Asociación o muerte.
El movimiento
asociativo nace desde la base de grupos necesitados, ante una situación, los
que por obligación ante la situación de su barrio, empiezan a asociarse y
defender sus intereses.
Son los vecinos pues
la columna vertebral de la débil génesis en aquellos principios asociativos que
demandan una libertad social y en todo caso, reivindicar las injusticias no ya
sociales sino vecinales además de reivindicar el derecho de asociación, como única
forma de defenderse todos como conjunto que no, como individuos ante las
injusticias.
En pleno Franquismo
el tejido asociativo por motivos evidentes, queda reducido a la clandestinidad
debido a que el propio estado, se rige como garante de la acción social siendo
el estado quien debe y vela por las necesidades sociales incluso apelando a la
providencia. Ya finales de los 70 comienzan a surgir de forma sustancial el
movimiento asociativo debido a parte de los elementos políticos necesarios
contra la dictadura y como respuesta a las penosas situaciones sociales de los
barrios.
El Asocianismo
vecinal empieza a surgir como ataque frontal a esta manera de entender y
solucionar las injusticias, por el régimen franquista.

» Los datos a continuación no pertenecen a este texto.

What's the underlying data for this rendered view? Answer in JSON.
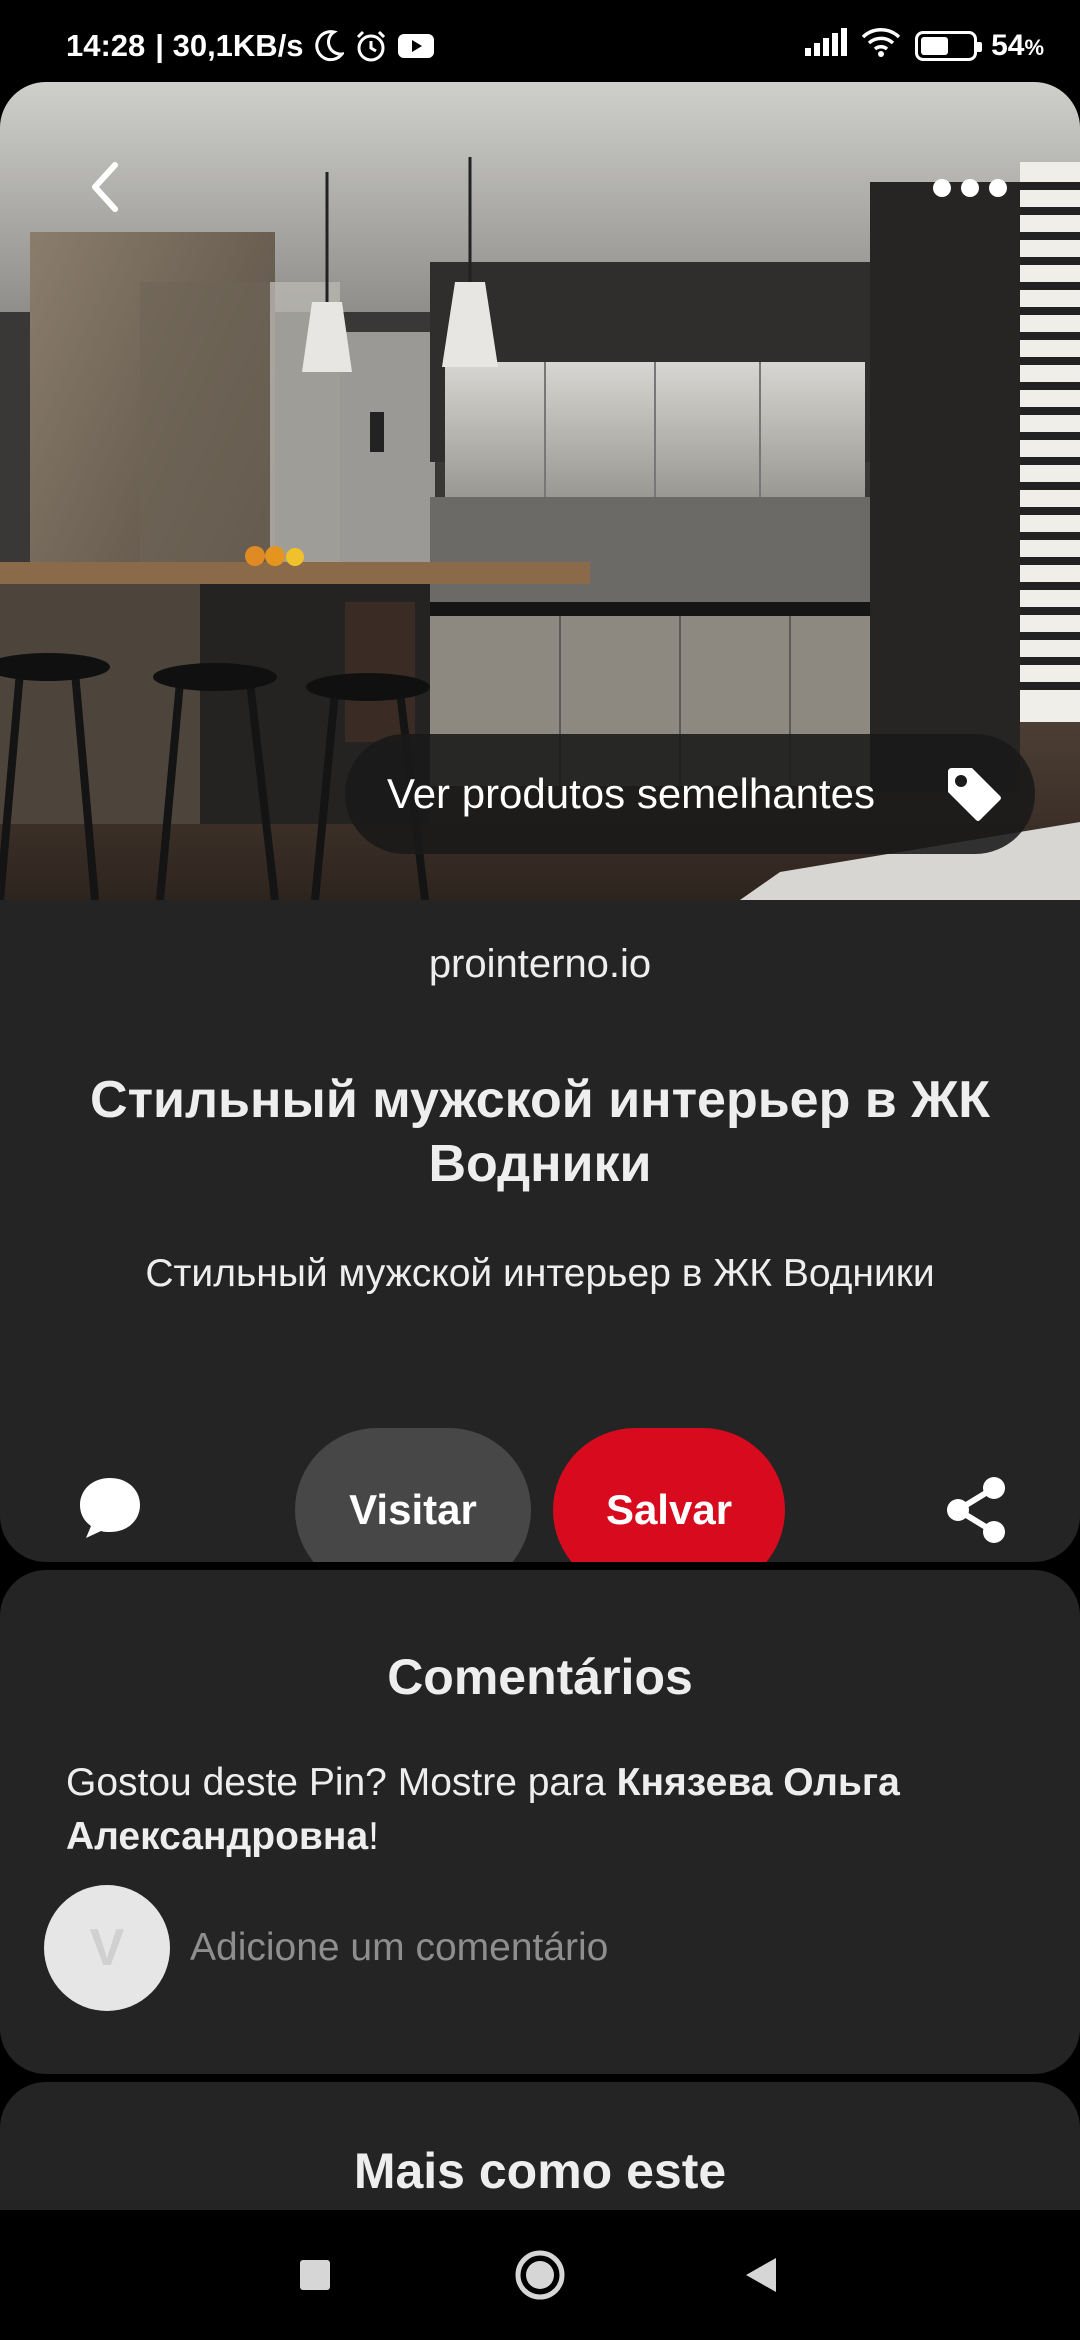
{
  "status_bar": {
    "time": "14:28",
    "network_speed": "| 30,1KB/s",
    "battery_percent": "54",
    "battery_unit": "%",
    "battery_level": 0.54,
    "icons": [
      "moon-icon",
      "alarm-icon",
      "youtube-icon",
      "signal-icon",
      "wifi-icon",
      "battery-icon"
    ]
  },
  "pin": {
    "back_icon": "chevron-left-icon",
    "more_icon": "more-horizontal-icon",
    "similar_products_label": "Ver produtos semelhantes",
    "similar_icon": "tag-icon",
    "source": "prointerno.io",
    "title": "Стильный мужской интерьер в ЖК Водники",
    "description": "Стильный мужской интерьер в ЖК Водники",
    "actions": {
      "comment_icon": "comment-bubble-icon",
      "visit_label": "Visitar",
      "save_label": "Salvar",
      "share_icon": "share-icon"
    }
  },
  "comments": {
    "title": "Comentários",
    "prompt_prefix": "Gostou deste Pin? Mostre para ",
    "prompt_name": "Князева Ольга Александровна",
    "prompt_suffix": "!",
    "avatar_initial": "V",
    "input_placeholder": "Adicione um comentário"
  },
  "more_like_this": {
    "title": "Mais como este"
  },
  "colors": {
    "background": "#000000",
    "card": "#242424",
    "save_red": "#d80a1e",
    "visit_gray": "#474747"
  },
  "navigation": {
    "icons": [
      "recent-apps-icon",
      "home-icon",
      "back-triangle-icon"
    ]
  }
}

Donde antes estas
asociaciones demandaban cambios políticos, libertades, derechos laborales,
etc., comienzan a reivindicar temas de carencias de los barrios cada vez de una
forma más evidente y ante las lamentables situaciones de los barrios, como
faltas de servicios, etc. Se pasa de reivindicar acciones políticas a la mejora
real de la calidad de los ciudadanos y sus barrios siendo el amparo una ley
franquista de año 1964 (Ley de Asociaciones) que limita legalmente las mismas,
pero da un pequeño margen para salir del ostracismo y la clandestinidad.
En los setenta el
movimiento social es imparable y no ya solo a escala política sino laboral,
universitaria, vecinal. El asociacionismo
es imparable y una vía para que la política se mueva, el pueblo se
conciencie y se defiendan además sus necesidades más cercanas. El activismo
político es evidente en estas asociaciones siendo a veces un único medio de
hacer política debido a la dictadura pero la demanda activa de participación y
reivindicación ciudadana-vecinal, resulta ser ya, el motor de las mismas. De
esta forma, los cambios sociales y políticos son más rápidos así como la
concienciación social.
Cuando llega la
democracia la crisis hace mella en el movimiento asociativo debido a que las
reivindicaciones sociales pasan a ser materia casi reservada de los partidos
políticos y el estado del bienestar, el papa estado, y la economía boyante,
hacen que las Asociaciones sean ya, puros instrumentos con todo su sentido pero
solo ocupadas por políticos amateur y algunos históricos de las mismas siendo su
peso cada vez más residual y en todo caso, una perdida para la sociedad. Mucha
culpa la han tenido los políticos, que han politizado las mismas para que sean
una correa de transmisión de la maquinaria municipal pero quedan muchas
personas honestas, que creen en las mismas y en su legitimidad.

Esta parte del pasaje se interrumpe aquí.